那名祭酒越说越激动,也越说越难听:“我若是你们,但凡还有一点廉耻之心,早就自愿放逐出学宫了!哪里会如你们经世家这般厚颜无耻,不受待见,赖也要赖在百家末流,简直鲜廉寡耻,恶心至极!”
一语落下,秦枫还没有表态,他身边的孙山竟是都没忍住,暴跳了起来:“你这等说话方式,与泼妇骂街何异,你……”

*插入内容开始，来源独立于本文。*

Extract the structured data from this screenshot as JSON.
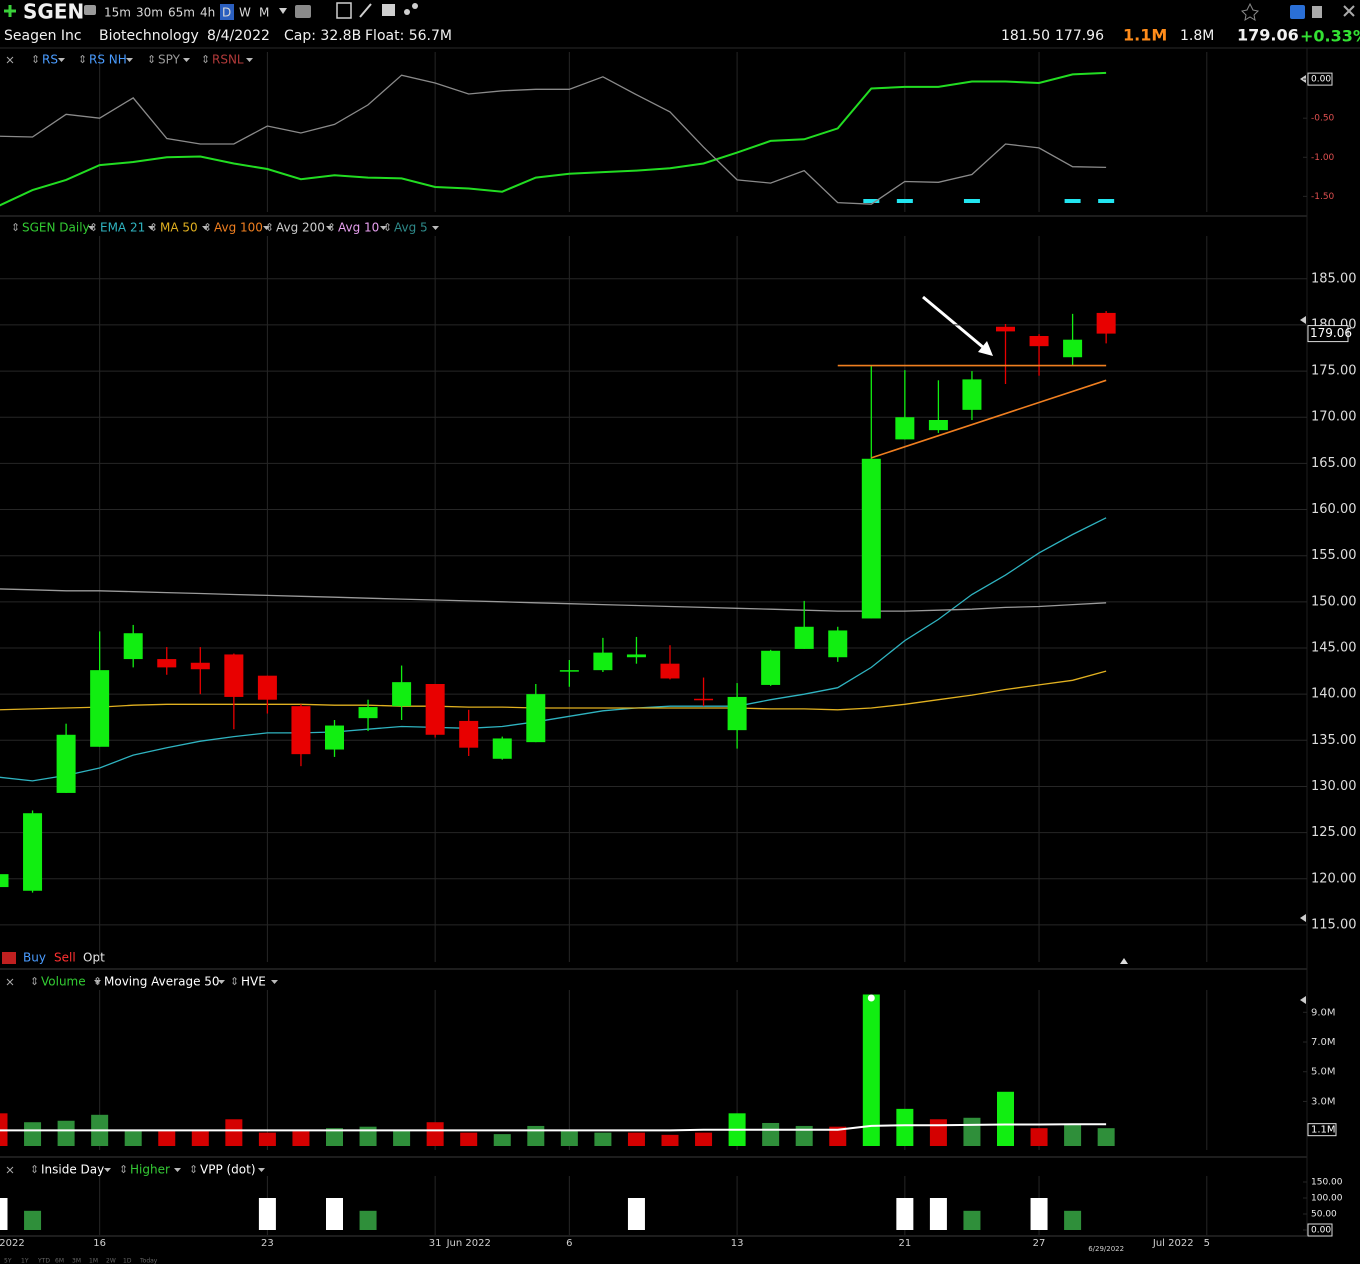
{
  "header": {
    "ticker": "SGEN",
    "timeframes": [
      "15m",
      "30m",
      "65m",
      "4h",
      "D",
      "W",
      "M"
    ],
    "active_timeframe": "D",
    "company": "Seagen Inc",
    "sector": "Biotechnology",
    "date": "8/4/2022",
    "cap": "Cap: 32.8B",
    "float": "Float: 56.7M",
    "high": "181.50",
    "low": "177.96",
    "volume": "1.1M",
    "avg_volume": "1.8M",
    "last": "179.06",
    "change": "+0.33%"
  },
  "trade_bar": {
    "buy": "Buy",
    "sell": "Sell",
    "opt": "Opt"
  },
  "footer": {
    "ranges": [
      "5Y",
      "1Y",
      "YTD",
      "6M",
      "3M",
      "1M",
      "2W",
      "1D",
      "Today"
    ]
  },
  "chart_data": [
    {
      "type": "line",
      "ylim": [
        -1.7,
        0.27
      ],
      "yticks": [
        {
          "value": 0,
          "label": "0.00"
        },
        {
          "value": -0.5,
          "label": "-0.50"
        },
        {
          "value": -1,
          "label": "-1.00"
        },
        {
          "value": -1.5,
          "label": "-1.50"
        }
      ],
      "series": [
        {
          "name": "RS",
          "color": "#4a9cff",
          "line_color": "#22dd22",
          "values": [
            -1.62,
            -1.42,
            -1.29,
            -1.1,
            -1.06,
            -1.0,
            -0.99,
            -1.08,
            -1.15,
            -1.28,
            -1.23,
            -1.26,
            -1.27,
            -1.38,
            -1.4,
            -1.44,
            -1.26,
            -1.21,
            -1.19,
            -1.17,
            -1.14,
            -1.08,
            -0.94,
            -0.79,
            -0.77,
            -0.63,
            -0.12,
            -0.1,
            -0.1,
            -0.03,
            -0.03,
            -0.05,
            0.06,
            0.08,
            null,
            null,
            null
          ]
        },
        {
          "name": "RS NH",
          "color": "#4a9cff",
          "marker_color": "#22e5f0",
          "markers": [
            26,
            27,
            29,
            32,
            33
          ]
        },
        {
          "name": "SPY",
          "color": "#9a9a9a",
          "line_color": "#8a8a8a",
          "values": [
            -0.73,
            -0.74,
            -0.45,
            -0.5,
            -0.24,
            -0.76,
            -0.83,
            -0.83,
            -0.6,
            -0.69,
            -0.58,
            -0.33,
            0.05,
            -0.05,
            -0.19,
            -0.15,
            -0.13,
            -0.13,
            0.03,
            -0.2,
            -0.42,
            -0.87,
            -1.29,
            -1.33,
            -1.17,
            -1.58,
            -1.6,
            -1.31,
            -1.32,
            -1.22,
            -0.83,
            -0.88,
            -1.12,
            -1.13,
            null,
            null,
            null
          ]
        },
        {
          "name": "RSNL",
          "color": "#b23a3a"
        }
      ]
    },
    {
      "type": "candlestick",
      "ylim": [
        111.2,
        189.2
      ],
      "yticks": [
        {
          "value": 185,
          "label": "185.00"
        },
        {
          "value": 180,
          "label": "180.00"
        },
        {
          "value": 175,
          "label": "175.00"
        },
        {
          "value": 170,
          "label": "170.00"
        },
        {
          "value": 165,
          "label": "165.00"
        },
        {
          "value": 160,
          "label": "160.00"
        },
        {
          "value": 155,
          "label": "155.00"
        },
        {
          "value": 150,
          "label": "150.00"
        },
        {
          "value": 145,
          "label": "145.00"
        },
        {
          "value": 140,
          "label": "140.00"
        },
        {
          "value": 135,
          "label": "135.00"
        },
        {
          "value": 130,
          "label": "130.00"
        },
        {
          "value": 125,
          "label": "125.00"
        },
        {
          "value": 120,
          "label": "120.00"
        },
        {
          "value": 115,
          "label": "115.00"
        }
      ],
      "grid": true,
      "last_value": 179.06,
      "series": [
        {
          "name": "SGEN Daily",
          "color": "#33cc33",
          "up_color": "#11ee11",
          "down_color": "#e80000",
          "open": [
            119.1,
            118.7,
            129.3,
            134.3,
            143.8,
            143.8,
            143.4,
            144.3,
            142.0,
            138.7,
            134.0,
            137.4,
            138.7,
            141.1,
            137.1,
            133.0,
            134.8,
            142.5,
            142.6,
            144.0,
            143.3,
            139.5,
            136.1,
            141.0,
            144.9,
            144.0,
            148.2,
            167.6,
            168.6,
            170.8,
            179.8,
            178.8,
            176.5,
            181.3,
            null,
            null,
            null
          ],
          "high": [
            120.5,
            127.4,
            136.8,
            146.8,
            147.5,
            145.1,
            145.1,
            144.4,
            142.0,
            138.9,
            137.2,
            139.4,
            143.1,
            141.1,
            138.3,
            135.4,
            141.1,
            143.7,
            146.1,
            146.2,
            145.3,
            141.8,
            141.2,
            144.8,
            150.1,
            147.3,
            175.6,
            175.1,
            174.0,
            175.0,
            180.1,
            179.0,
            181.2,
            181.5,
            null,
            null,
            null
          ],
          "low": [
            119.1,
            118.5,
            129.3,
            134.3,
            142.9,
            142.1,
            140.0,
            136.2,
            137.9,
            132.2,
            133.2,
            136.0,
            137.2,
            135.3,
            133.3,
            132.9,
            134.8,
            140.8,
            142.4,
            143.3,
            141.6,
            138.7,
            134.1,
            140.9,
            144.9,
            143.5,
            148.2,
            167.6,
            168.3,
            169.7,
            173.6,
            174.5,
            175.6,
            178.0,
            null,
            null,
            null
          ],
          "close": [
            120.5,
            127.1,
            135.6,
            142.6,
            146.6,
            142.9,
            142.7,
            139.7,
            139.4,
            133.5,
            136.6,
            138.6,
            141.3,
            135.6,
            134.2,
            135.2,
            140.0,
            142.6,
            144.5,
            144.3,
            141.7,
            139.4,
            139.7,
            144.7,
            147.3,
            146.9,
            165.5,
            170.0,
            169.7,
            174.1,
            179.3,
            177.7,
            178.4,
            179.06,
            null,
            null,
            null
          ]
        },
        {
          "name": "EMA 21",
          "color": "#2fb3c0",
          "values": [
            131.0,
            130.6,
            131.2,
            132.0,
            133.4,
            134.2,
            134.9,
            135.4,
            135.8,
            135.8,
            135.9,
            136.2,
            136.5,
            136.4,
            136.3,
            136.5,
            137.0,
            137.6,
            138.2,
            138.5,
            138.7,
            138.7,
            138.7,
            139.4,
            140.0,
            140.7,
            142.9,
            145.8,
            148.1,
            150.8,
            152.9,
            155.3,
            157.3,
            159.1,
            null,
            null,
            null
          ]
        },
        {
          "name": "MA 50",
          "color": "#e0b020",
          "values": [
            138.3,
            138.4,
            138.5,
            138.6,
            138.8,
            138.9,
            138.9,
            138.9,
            138.9,
            138.9,
            138.8,
            138.8,
            138.7,
            138.7,
            138.6,
            138.6,
            138.5,
            138.5,
            138.5,
            138.5,
            138.5,
            138.5,
            138.5,
            138.4,
            138.4,
            138.3,
            138.5,
            138.9,
            139.4,
            139.9,
            140.5,
            141.0,
            141.5,
            142.5,
            null,
            null,
            null
          ]
        },
        {
          "name": "Avg 100",
          "color": "#f07f20"
        },
        {
          "name": "Avg 200",
          "color": "#cccccc",
          "line_color": "#9a9a9a",
          "values": [
            151.4,
            151.3,
            151.2,
            151.2,
            151.1,
            151.0,
            150.9,
            150.8,
            150.7,
            150.6,
            150.5,
            150.4,
            150.3,
            150.2,
            150.1,
            150.0,
            149.9,
            149.8,
            149.7,
            149.6,
            149.5,
            149.4,
            149.3,
            149.2,
            149.1,
            149.0,
            149.0,
            149.0,
            149.1,
            149.2,
            149.4,
            149.5,
            149.7,
            149.9,
            null,
            null,
            null
          ]
        },
        {
          "name": "Avg 10",
          "color": "#e8a0f0"
        },
        {
          "name": "Avg 5",
          "color": "#2e8a8a"
        }
      ],
      "trendlines": [
        {
          "color": "#f07f20",
          "x": [
            25,
            33
          ],
          "values": [
            175.6,
            175.6
          ]
        },
        {
          "color": "#f07f20",
          "x": [
            26,
            33
          ],
          "values": [
            165.6,
            174.0
          ]
        }
      ]
    },
    {
      "type": "bar",
      "ylim": [
        0,
        10.3
      ],
      "yticks": [
        {
          "value": 9,
          "label": "9.0M"
        },
        {
          "value": 7,
          "label": "7.0M"
        },
        {
          "value": 5,
          "label": "5.0M"
        },
        {
          "value": 3,
          "label": "3.0M"
        }
      ],
      "last_value": {
        "value": 1.1,
        "label": "1.1M"
      },
      "series": [
        {
          "name": "Volume",
          "color": "#33cc33",
          "values": [
            2.2,
            1.6,
            1.7,
            2.1,
            1.0,
            1.0,
            1.0,
            1.8,
            0.9,
            1.0,
            1.2,
            1.3,
            1.1,
            1.6,
            0.9,
            0.8,
            1.35,
            1.0,
            0.9,
            0.9,
            0.75,
            0.9,
            2.2,
            1.55,
            1.35,
            1.3,
            10.2,
            2.5,
            1.8,
            1.9,
            3.65,
            1.2,
            1.5,
            1.2,
            null,
            null,
            null
          ],
          "colors": [
            "#d40000",
            "#2f8f3a",
            "#2f8f3a",
            "#2f8f3a",
            "#2f8f3a",
            "#d40000",
            "#d40000",
            "#d40000",
            "#d40000",
            "#d40000",
            "#2f8f3a",
            "#2f8f3a",
            "#2f8f3a",
            "#d40000",
            "#d40000",
            "#2f8f3a",
            "#2f8f3a",
            "#2f8f3a",
            "#2f8f3a",
            "#d40000",
            "#d40000",
            "#d40000",
            "#11ee11",
            "#2f8f3a",
            "#2f8f3a",
            "#d40000",
            "#11ee11",
            "#11ee11",
            "#d40000",
            "#2f8f3a",
            "#11ee11",
            "#d40000",
            "#2f8f3a",
            "#2f8f3a",
            null,
            null,
            null
          ]
        },
        {
          "name": "Moving Average 50",
          "color": "#ffffff",
          "values": [
            1.05,
            1.05,
            1.05,
            1.05,
            1.05,
            1.05,
            1.05,
            1.05,
            1.05,
            1.05,
            1.05,
            1.05,
            1.05,
            1.05,
            1.05,
            1.05,
            1.05,
            1.05,
            1.05,
            1.05,
            1.05,
            1.1,
            1.1,
            1.1,
            1.1,
            1.1,
            1.35,
            1.4,
            1.4,
            1.42,
            1.45,
            1.45,
            1.47,
            1.47,
            null,
            null,
            null
          ]
        },
        {
          "name": "HVE",
          "color": "#ffffff"
        }
      ]
    },
    {
      "type": "bar",
      "ylim": [
        0,
        162.5
      ],
      "yticks": [
        {
          "value": 150,
          "label": "150.00"
        },
        {
          "value": 100,
          "label": "100.00"
        },
        {
          "value": 50,
          "label": "50.00"
        },
        {
          "value": 0,
          "label": "0.00"
        }
      ],
      "categories": [
        "2022",
        null,
        null,
        "16",
        null,
        null,
        null,
        null,
        "23",
        null,
        null,
        null,
        null,
        "31",
        "Jun 2022",
        null,
        null,
        "6",
        null,
        null,
        null,
        null,
        "13",
        null,
        null,
        null,
        null,
        "21",
        null,
        null,
        null,
        "27",
        null,
        "6/29/2022",
        null,
        "Jul 2022",
        "5"
      ],
      "series": [
        {
          "name": "Inside Day",
          "color": "#ffffff",
          "values": [
            100,
            null,
            null,
            null,
            null,
            null,
            null,
            null,
            100,
            null,
            100,
            null,
            null,
            null,
            null,
            null,
            null,
            null,
            null,
            100,
            null,
            null,
            null,
            null,
            null,
            null,
            null,
            100,
            100,
            null,
            null,
            100,
            null,
            null,
            null,
            null,
            null
          ]
        },
        {
          "name": "Higher",
          "color": "#35c935",
          "bar_color": "#2f8f3a",
          "values": [
            null,
            60,
            null,
            null,
            null,
            null,
            null,
            null,
            null,
            null,
            null,
            60,
            null,
            null,
            null,
            null,
            null,
            null,
            null,
            null,
            null,
            null,
            null,
            null,
            null,
            null,
            null,
            null,
            null,
            60,
            null,
            null,
            60,
            null,
            null,
            null,
            null
          ]
        },
        {
          "name": "VPP (dot)",
          "color": "#ffffff",
          "markers": [
            26
          ]
        }
      ]
    }
  ]
}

他还没有来得及说话,竟是被一声冷笑打断了。https://
“孙山,你何时入的经世家门墙?你不是法家大弟子吗?”
孙山被这句话一怼,顿时意识到自己如今的流派不是经世家,而是法家,当下只得支支吾吾,开口说道:“我,我就是看不惯你这说话的方式!”
话音落下,整个兰溪左畔顿时嘘声四起。
法正也是有些无奈地扶了扶额头。
自己这个徒弟实在是笨嘴笨舌。
还是太实诚了一点。
他要是有人家秦枫一半精明,我法家以后不说碾压儒、道两家,兵家、墨家算个球啊!
就在气氛一时尴尬的瞬间,秦枫徐徐开口说道:“圣人有言,‘君子喻于义,小人喻于利’,此言不虚,不过可能我理解之‘义’与‘利’与阁下理解,可能所有偏差。”

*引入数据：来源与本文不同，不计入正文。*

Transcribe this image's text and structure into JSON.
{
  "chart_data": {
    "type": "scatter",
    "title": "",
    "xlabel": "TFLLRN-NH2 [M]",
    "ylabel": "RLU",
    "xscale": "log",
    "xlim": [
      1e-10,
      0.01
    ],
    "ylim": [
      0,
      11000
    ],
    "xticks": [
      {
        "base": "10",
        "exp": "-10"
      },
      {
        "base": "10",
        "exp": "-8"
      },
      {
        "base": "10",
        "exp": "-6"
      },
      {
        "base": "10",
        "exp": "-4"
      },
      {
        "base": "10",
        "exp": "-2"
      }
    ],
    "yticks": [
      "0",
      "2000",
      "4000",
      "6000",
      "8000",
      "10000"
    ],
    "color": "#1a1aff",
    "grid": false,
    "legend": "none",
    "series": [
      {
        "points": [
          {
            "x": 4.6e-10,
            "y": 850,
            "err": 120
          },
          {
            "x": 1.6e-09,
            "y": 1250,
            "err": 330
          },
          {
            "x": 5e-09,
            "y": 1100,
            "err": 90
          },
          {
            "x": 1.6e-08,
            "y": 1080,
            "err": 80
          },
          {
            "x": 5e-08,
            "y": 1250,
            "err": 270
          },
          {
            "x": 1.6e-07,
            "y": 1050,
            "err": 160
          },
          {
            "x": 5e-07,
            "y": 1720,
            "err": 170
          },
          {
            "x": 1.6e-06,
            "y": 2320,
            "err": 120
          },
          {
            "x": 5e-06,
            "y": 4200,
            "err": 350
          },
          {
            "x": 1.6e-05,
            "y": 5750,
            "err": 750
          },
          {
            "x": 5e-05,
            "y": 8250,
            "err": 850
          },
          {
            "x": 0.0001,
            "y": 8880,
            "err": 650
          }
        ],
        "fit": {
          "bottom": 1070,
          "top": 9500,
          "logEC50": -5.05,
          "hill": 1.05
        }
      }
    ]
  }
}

秦枫朗声说道:“圣人所言的君子之义,非是人之小义,乃苍生之大义,苟能以苍生大义为行事的准绳,以天下利为落脚点,所行之事,怎么可能不符合君子之道?只怕是以兄弟亲朋的小义,偷梁换柱代替了天下苍生的大义,才会故意责难我经世家‘弃义逐利’。”
秦枫的话音说到这里,骤然斩钉截铁道:“究竟是谁,其心可诛!”
话音落下,整个兰溪之畔,风声飒飒,眼见着就要驳倒那名祭酒的时候……
“噫!蒙学稚童也敢妄谈大道,你可知天地君亲师,你可知师长人伦,长幼有序,简直可笑至极!”
原本气势锐减的学宫祭酒霎那之间,身后长袍无风鼓荡,声音如雷霆炸响。
所有人一眼就看出来了,他动用文气了。
要知道,祭酒之上就是夫子了。
一名学宫祭酒的文气何等深厚,此时此刻,秦枫居然逼迫得这名祭酒大人用文气来压制秦枫。
秦枫,只是一个刚刚入学还不到三个月的学宫弟子。
今时今日,哪怕秦枫被这学宫祭酒辩输了,也是虽败犹荣了。
只可惜,秦枫要的并不是虽败犹荣!
他蓦地一声厉喝,分明不曾站起,也不曾有任何粗鲁的举动,却是整个人的气势不怒自威:“弟子不必不如师,师未必贤于弟子。曲水流觞文会,本就是圣人设立的百家争鸣之地,为的是磨砺大道,教学共长,你却在此耍这等威风,莫非你还在圣人之上?”